David and Lucile Packard Foundation. È stato Direttore fondatore del Roberts Enterprise Development Fund, San Francisco, CA. Le sue ricerche, tese a sviluppare la riflessione e l’elaborazione della casistica inerente la massimizzazione dei “blended values” nelle imprese profit e non profit, sono state presentate in prestigiose istituzioni internazionali come il World Economic Forum e la London Business School. Le sue numerose pubblicazioni – su temi correlati al “Social Return on Investment”, alla “venture philanthropy” ed alla “social enterprenurship” – sono accessibili anche su internet al sito www.blendedvalue.org. Giuliana Gemelli insegna Storia delle istituzioni culturali e scientifiche all’Università degli studi di Bologna. È direttore del Master in International Studies in Philanthropy-MISP. Ha pubblicato diversi lavori sulla storia delle fondazioni negli Stati Uniti e in Europa, fra cui: American foundations and large-scale research: construction and tranfer of knowledge, CLUEB, Bologna, 2001; G. Gemelli-R. MacLeod (a cura di), American Foundations in Europe. Grant Giving Policies, Cultural Diplomacy and Transatlantic Relations, 1920-1980, Peter Lang, Bussels, 2003; G. Gemelli-R. MacLeod (a cura di), American Foundations in Europe. The Role of the program Officers in Historical Perspective, special issue of “Minerva”, vol.XLI, 2003, n. 2. È membro dell’International Society for the Third Sector e del Comitato direttivo della Fondazione Adriano Olivetti. Claudia Rametta ha conseguito la laurea in Storia moderna presso l’Università degli studi di Bologna nell’a.a. 2001-02 e ottenuto il Diploma del Master in International Studies in PhilanthropyMISP nell’a.a. 2003 (Università degli studi di Bologna). Il contributo presentato in questa sede, costituisce uno dei capitoli della sua Tesi di Master. Dal 1981 al 1996 ha maturato esperienze professionali nel settore del marketing internazionale, con attività prevalentemente svolta in Giappone e nella ex Unione Sovietica. Girolamo Ramunni, è professore di storia della scienza e della tecnica, all’Università di Lyon 2, e redattore capo de “La Revue pour l’histoire du CNRS”. Dirige il programma nazionale del ministero del290


la Ricerca Cultures e techniques dans le developpement durable. È consigliere scientifico del Musée du Temps (Besançon), del Musée des Confluences (Lyon) e del Museo nazionale della Tecnica del Conservatoire National des Arts et Metiers.
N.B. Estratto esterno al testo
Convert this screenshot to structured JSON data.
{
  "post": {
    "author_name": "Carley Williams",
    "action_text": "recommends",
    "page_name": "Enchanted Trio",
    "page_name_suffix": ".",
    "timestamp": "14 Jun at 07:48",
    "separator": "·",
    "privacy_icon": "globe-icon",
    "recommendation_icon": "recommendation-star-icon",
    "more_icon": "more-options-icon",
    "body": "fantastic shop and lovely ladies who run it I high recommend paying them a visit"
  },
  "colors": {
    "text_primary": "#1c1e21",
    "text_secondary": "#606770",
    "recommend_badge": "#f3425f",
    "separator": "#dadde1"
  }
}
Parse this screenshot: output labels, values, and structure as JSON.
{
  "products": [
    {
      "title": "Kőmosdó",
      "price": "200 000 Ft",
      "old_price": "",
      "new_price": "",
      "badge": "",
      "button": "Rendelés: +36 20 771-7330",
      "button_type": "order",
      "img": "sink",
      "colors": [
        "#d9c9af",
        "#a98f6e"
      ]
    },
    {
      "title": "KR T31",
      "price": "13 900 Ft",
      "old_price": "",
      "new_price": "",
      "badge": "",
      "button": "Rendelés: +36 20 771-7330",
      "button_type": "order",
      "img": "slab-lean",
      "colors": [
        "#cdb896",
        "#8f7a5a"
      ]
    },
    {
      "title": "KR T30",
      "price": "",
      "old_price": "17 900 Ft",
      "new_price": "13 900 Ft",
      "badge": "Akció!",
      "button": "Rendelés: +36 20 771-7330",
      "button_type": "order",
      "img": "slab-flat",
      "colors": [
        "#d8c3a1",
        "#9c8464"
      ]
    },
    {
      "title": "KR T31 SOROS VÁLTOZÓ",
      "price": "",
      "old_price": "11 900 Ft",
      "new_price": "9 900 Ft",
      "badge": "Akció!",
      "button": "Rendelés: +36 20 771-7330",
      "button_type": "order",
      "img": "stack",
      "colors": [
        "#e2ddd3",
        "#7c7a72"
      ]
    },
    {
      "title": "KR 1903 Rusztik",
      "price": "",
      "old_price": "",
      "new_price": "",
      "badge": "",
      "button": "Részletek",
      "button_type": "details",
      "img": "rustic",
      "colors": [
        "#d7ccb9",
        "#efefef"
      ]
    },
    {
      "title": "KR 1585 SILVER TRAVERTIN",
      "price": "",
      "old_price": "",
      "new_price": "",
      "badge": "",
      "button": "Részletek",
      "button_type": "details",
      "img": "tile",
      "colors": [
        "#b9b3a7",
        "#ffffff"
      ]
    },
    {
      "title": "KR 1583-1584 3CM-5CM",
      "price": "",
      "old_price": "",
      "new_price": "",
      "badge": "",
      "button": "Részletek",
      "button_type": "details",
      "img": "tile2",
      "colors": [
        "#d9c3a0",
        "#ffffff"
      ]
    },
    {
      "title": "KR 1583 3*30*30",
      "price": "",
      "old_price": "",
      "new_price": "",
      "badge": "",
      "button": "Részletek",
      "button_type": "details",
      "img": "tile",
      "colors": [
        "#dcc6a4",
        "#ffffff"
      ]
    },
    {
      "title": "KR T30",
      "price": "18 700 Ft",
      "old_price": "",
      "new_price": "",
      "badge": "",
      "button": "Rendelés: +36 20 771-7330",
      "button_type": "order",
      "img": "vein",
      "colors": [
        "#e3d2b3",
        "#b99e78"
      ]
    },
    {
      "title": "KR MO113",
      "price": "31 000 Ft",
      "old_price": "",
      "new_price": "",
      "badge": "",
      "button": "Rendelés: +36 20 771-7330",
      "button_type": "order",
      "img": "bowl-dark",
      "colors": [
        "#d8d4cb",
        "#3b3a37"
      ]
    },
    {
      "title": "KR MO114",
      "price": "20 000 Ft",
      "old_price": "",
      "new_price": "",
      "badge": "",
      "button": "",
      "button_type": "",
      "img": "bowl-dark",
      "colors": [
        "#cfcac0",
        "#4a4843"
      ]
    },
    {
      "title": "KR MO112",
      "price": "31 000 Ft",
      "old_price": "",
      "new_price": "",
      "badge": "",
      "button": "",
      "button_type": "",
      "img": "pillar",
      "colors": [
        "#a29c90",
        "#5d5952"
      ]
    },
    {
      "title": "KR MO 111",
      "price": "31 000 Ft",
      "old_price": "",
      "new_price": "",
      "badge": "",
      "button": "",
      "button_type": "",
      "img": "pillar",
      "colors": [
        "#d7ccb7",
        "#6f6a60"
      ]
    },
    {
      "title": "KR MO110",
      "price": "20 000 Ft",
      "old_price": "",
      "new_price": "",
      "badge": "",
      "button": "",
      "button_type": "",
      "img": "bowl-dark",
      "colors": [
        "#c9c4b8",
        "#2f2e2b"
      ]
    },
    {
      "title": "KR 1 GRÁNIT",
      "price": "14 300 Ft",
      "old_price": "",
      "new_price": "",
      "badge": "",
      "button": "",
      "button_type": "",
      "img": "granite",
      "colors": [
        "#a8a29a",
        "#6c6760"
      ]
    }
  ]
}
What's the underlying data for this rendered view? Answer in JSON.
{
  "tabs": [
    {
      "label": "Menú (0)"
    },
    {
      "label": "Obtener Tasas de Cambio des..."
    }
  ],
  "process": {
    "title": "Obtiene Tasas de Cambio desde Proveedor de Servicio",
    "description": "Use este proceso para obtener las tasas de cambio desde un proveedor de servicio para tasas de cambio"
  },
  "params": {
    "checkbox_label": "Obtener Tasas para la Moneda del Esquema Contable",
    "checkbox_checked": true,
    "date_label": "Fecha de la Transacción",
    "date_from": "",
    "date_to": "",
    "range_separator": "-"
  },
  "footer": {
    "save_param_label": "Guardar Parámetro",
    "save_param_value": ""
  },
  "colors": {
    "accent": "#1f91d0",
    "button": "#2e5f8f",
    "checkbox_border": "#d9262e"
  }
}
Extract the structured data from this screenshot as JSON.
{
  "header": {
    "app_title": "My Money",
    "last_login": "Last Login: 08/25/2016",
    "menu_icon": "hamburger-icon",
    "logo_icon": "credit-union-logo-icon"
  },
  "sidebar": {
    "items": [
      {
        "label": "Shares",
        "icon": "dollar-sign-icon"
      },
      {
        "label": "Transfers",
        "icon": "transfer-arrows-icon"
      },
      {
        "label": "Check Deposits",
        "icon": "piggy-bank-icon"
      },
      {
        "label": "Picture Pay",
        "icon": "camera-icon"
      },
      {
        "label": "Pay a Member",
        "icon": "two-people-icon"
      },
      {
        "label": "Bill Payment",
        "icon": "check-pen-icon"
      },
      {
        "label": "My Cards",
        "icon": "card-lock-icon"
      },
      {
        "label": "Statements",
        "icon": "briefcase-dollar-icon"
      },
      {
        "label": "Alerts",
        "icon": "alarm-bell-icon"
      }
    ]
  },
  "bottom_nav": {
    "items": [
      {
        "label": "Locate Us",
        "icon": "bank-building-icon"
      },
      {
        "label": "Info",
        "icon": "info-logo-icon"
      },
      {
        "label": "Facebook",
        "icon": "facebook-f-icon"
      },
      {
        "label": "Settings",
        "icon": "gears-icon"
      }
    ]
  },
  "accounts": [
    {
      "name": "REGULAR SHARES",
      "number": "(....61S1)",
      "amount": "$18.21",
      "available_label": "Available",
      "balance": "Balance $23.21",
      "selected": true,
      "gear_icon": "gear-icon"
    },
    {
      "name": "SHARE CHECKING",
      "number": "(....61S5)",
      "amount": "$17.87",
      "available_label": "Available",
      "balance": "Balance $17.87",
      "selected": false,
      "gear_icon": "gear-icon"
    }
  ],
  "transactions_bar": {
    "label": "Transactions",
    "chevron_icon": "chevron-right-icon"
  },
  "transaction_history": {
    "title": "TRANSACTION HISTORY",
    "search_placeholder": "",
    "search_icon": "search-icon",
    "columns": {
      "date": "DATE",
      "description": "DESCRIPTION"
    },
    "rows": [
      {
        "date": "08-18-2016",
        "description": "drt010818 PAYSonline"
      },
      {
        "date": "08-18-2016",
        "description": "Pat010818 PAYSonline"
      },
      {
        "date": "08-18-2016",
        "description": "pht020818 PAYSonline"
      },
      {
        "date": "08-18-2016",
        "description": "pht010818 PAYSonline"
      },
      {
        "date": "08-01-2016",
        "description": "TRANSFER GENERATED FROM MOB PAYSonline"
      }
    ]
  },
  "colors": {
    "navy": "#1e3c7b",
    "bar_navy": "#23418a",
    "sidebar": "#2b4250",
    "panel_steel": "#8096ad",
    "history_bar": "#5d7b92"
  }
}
Ha pubblicato molti studi sulla storia della politica scientifica, dell’informatica e dei cambiamenti nell’organizzazione industriale in relazione a temi ambientali. Ha pubblicato in italiano con V. Gallotta-G. Gemelli, Isole senza arcipelago. Imprenditori scientifici, reti e istituzioni tra Otto e Novecento, Palomar, Bari, 2003. Flaminio Squazzoni insegna Sociologia dell’organizzazione e ICT e nuove forme di organizzazione all’Università di Brescia. Laureato in storia all’Università di Milano nel 1998, dottore di ricerca in Sociologia economica presso il Dipartimento di Studi sociali dell’Università di Brescia nel 2001, ha insegnato Sociologia dei processi economici e del lavoro all’Università di Bergamo nel 2002 e 2003. Membro del Comitato scientifico del Network of Engineering and Human Sciences ha curato, con Giuliana Gemelli, NEHS/Nessi. Istituzioni, mappe cognitive e culture del progetto tra ingegneria e scienze umane (Baskerville, Bologna, 2003), e pubblicato diversi saggi su modelli socio-economici di simulazione ad agenti, organizzazioni complesse e distretti industriali. Giorgio Vicini, economista, si è laureato all’Università degli studi di Torino con il prof. Domenico Siniscalco e si occupa, da oltre dieci anni, di energia e economia dell’ambiente in Europa e in Italia con particolare riferimento al settore “oil & gas”. Consulente in materia di sostenibilità ed etica economica, con particolare riguardo alla governance degli aspetti ambientali nelle imprese ed alla specializzazione nel settore energetico, lavora, dal 1994, alla Fondazione Eni Enrico Mattei.